The speculation about Rachel’s resignation arose after the United Kingdom Prime Minister Keir Starmer avoids the conservative leader KEMI Badenoch when she asked about Rachel’s survival. However, Starmer supported Rachel later, since a Downing Street spokesman said in her name that “she is not going anywhere.”

Meanwhile, support for higher interest rates cuts by the member of the Monetary Policy Committee (MPC) of the Bank of England (BOE), Alan Taylor, at the top of the European Central Bank (ECB) has also weighed on the sterling pound. Taylor anticipated five interest rate cuts and saw the neutral nominal rate in around 2.75 to 3 percent by the end of the year.

Japanese – frequent questions


The Japanese Yen (JPY) is one of the most negotiated currencies in the world. Its value is determined in general by the march of the Japanese economy, but more specifically by the policy of the Bank of Japan, the differential between the yields of the Japanese and American bonds or the feeling of risk among the operators, among other factors.


One of the mandates of the Bank of Japan is the currency control, so its movements are key to the YEN. The BOJ has intervened directly in the currency markets sometimes, generally to lower the value of YEN, although it abstains often due to the political concerns of its main commercial partners.
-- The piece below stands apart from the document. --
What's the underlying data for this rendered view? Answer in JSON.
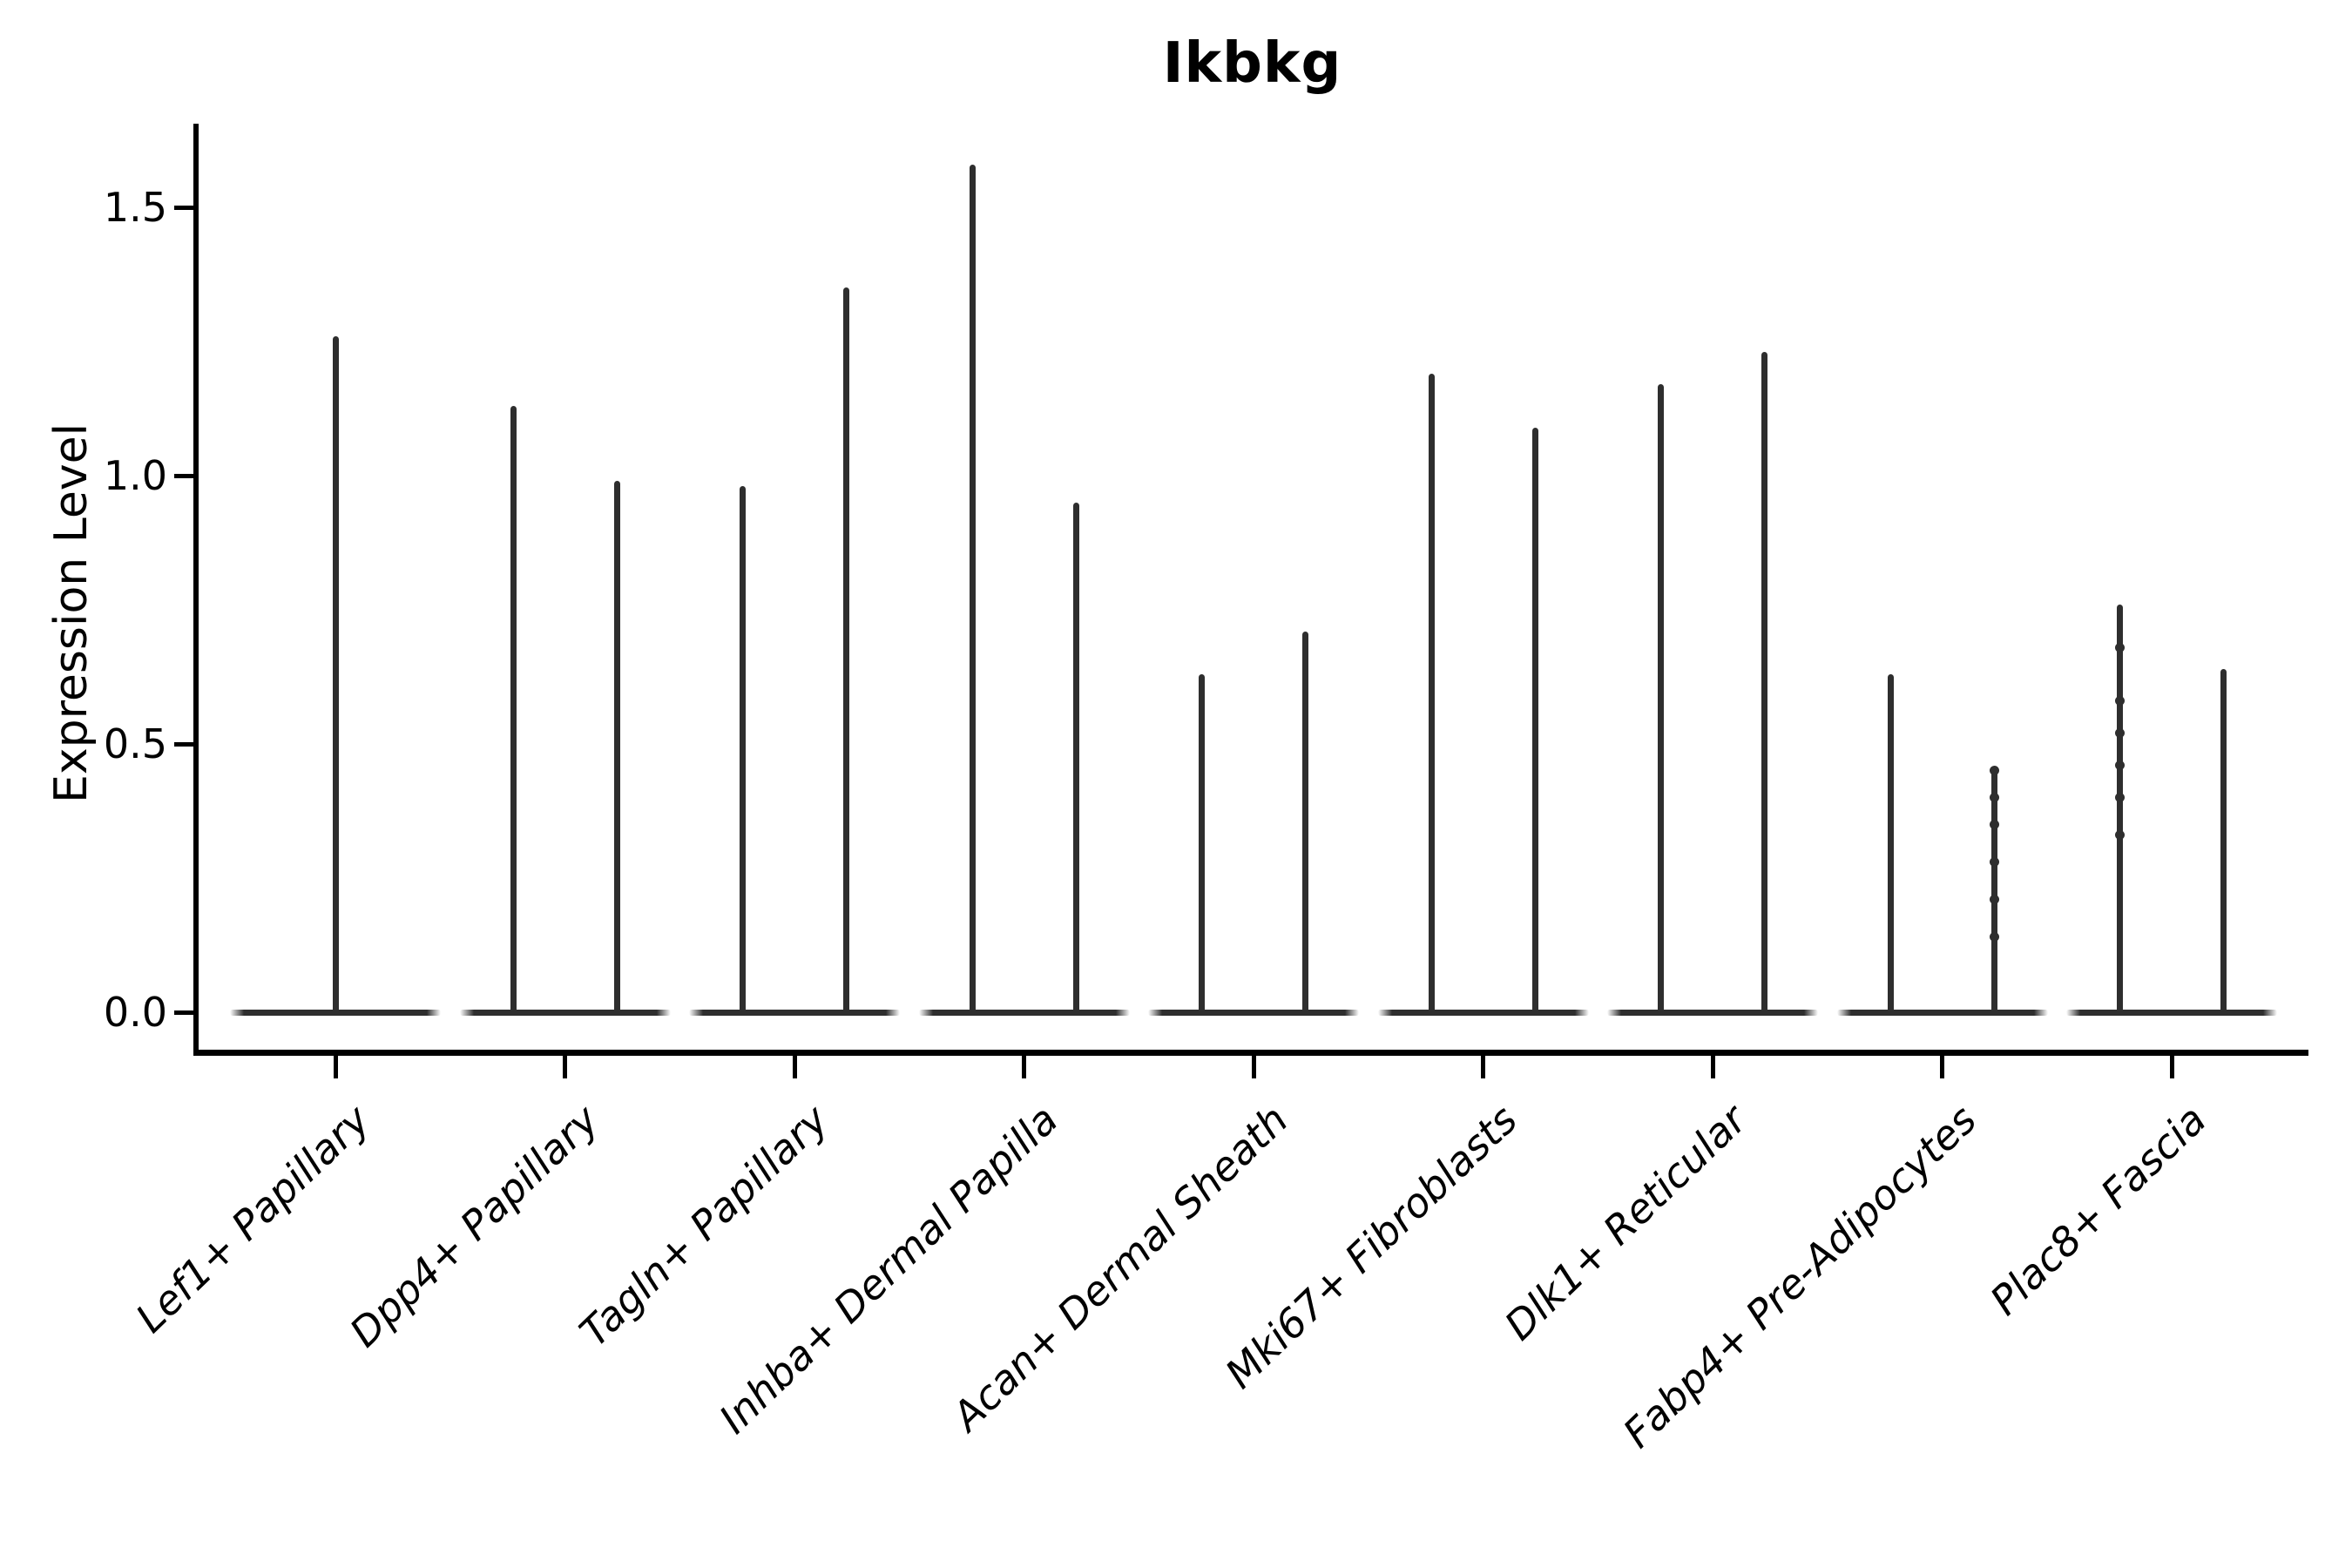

The current ultralaxy monetary policy of the BOJ, based on mass stimuli to the economy, has caused the depreciation of the Yen in front of its main monetary peers. This process has been more recently exacerbated due to a growing divergence of policies between the Bank of Japan and other main central banks, which have chosen to abruptly increase interest rates to fight against inflation levels of decades.


The position of the Bank of Japan to maintain an ultralaxa monetary policy has caused an increase in political divergence with other central banks, particularly with the US Federal Reserve. This favors the expansion of the differential between the American and Japanese bonds to 10 years, which favors the dollar against Yen.


The Japanese Yen is usually considered a safe shelter investment. This means that in times of tension in markets, investors are more likely to put their money in the Japanese currency due to their supposed reliability and stability. In turbulent times, the Yen is likely to be revalued in front of other currencies in which it is considered more risky to invest.